Mar 12, 2015

Black Hills Trail - A Proposal



A multiuse trail could be developed on the railroad right of way owned by the State of South Dakota. The right of way parallels I-90, connecting the Black Hills to the rest of the state.

The trail could be a major tourism focus for the central part of South Dakota. The trail could accommodate horses, hikers, bikers, dirt bike riders, and off the road vehicles. Users of the trail could start anywhere on the trail, and ride / hike to the Black Hills.

Motels, Bed and Breakfasts, restaurants and other businesses could benefit from use of the trail. Hikers and horseback riders would start at the east end of the trail and use local campgrounds, motels, and restaurants as they proceeded west to the Black Hills.

Current and future rail use for the corridor would be preserved. There is ample room within the right of way for multiple uses. Trails have been constructed in numerous areas adjacent to railroad tracks.

The trail could support tourism, economic development, and recreation. It could put the Prairie portion of the State "On the Map".

WHAT’S IN A NAME?

The Black Hills Trail name is a good one, emphasizing the connection of the rest of South Dakota to its chief tourist attraction.
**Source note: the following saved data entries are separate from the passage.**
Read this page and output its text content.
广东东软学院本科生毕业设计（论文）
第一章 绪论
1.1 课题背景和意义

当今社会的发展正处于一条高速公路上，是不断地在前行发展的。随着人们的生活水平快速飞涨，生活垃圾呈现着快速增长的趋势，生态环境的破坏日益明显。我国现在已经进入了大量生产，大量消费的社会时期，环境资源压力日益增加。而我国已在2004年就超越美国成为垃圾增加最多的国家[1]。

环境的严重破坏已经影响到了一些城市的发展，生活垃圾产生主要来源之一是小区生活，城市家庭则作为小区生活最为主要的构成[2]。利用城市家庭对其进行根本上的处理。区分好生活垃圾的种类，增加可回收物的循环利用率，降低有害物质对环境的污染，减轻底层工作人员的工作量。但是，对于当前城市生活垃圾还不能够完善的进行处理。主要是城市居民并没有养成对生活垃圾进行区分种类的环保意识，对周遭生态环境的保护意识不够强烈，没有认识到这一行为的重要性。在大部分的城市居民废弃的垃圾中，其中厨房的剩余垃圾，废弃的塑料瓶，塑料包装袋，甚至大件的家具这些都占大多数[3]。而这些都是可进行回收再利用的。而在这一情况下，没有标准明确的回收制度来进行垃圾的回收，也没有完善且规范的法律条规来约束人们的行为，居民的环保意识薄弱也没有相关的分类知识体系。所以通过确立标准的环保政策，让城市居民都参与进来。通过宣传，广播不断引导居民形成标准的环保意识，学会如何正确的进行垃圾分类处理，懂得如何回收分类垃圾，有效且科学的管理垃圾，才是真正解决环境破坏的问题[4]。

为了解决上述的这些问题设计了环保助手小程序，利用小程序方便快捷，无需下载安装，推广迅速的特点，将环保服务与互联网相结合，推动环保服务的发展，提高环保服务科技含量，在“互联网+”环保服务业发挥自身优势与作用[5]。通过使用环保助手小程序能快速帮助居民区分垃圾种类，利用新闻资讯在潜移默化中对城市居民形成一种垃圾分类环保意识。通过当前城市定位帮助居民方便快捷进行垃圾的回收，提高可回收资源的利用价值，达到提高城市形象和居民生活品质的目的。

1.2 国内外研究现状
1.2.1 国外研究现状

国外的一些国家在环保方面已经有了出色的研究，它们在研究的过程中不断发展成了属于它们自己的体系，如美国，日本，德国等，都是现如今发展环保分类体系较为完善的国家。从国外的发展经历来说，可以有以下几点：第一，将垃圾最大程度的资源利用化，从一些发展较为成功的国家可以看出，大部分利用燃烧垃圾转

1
But many other names are possible.

Prairie Trail
Dakota Trail
Lakota Trail
Bad Lands Trail
Gold Strike Trail
Dances with Wolves Trail
Etc

IMPROVEMENTS

Improvements to the trail could very minimal.  The right of way could be designated as a trail with virtually no improvements.  Existing grass areas would be used by hikers and horses and off road vehicles.

Some investment would be best, however. The trail portion of the right of way could be mowed and any obstacles removed.  Signage directing people to the trail could be employed. And the trail could be marketed with other South Dakota attractions.


NEXT STEPS

The idea should be discussed among citizens and governmental and business leaders. If there is sufficient interest, the State should develop a brief study examining the potential of the use of the right of way for the trail. The study would examine the feasibility of the trail, and its likely impacts on recreation, tourism, and the local economy.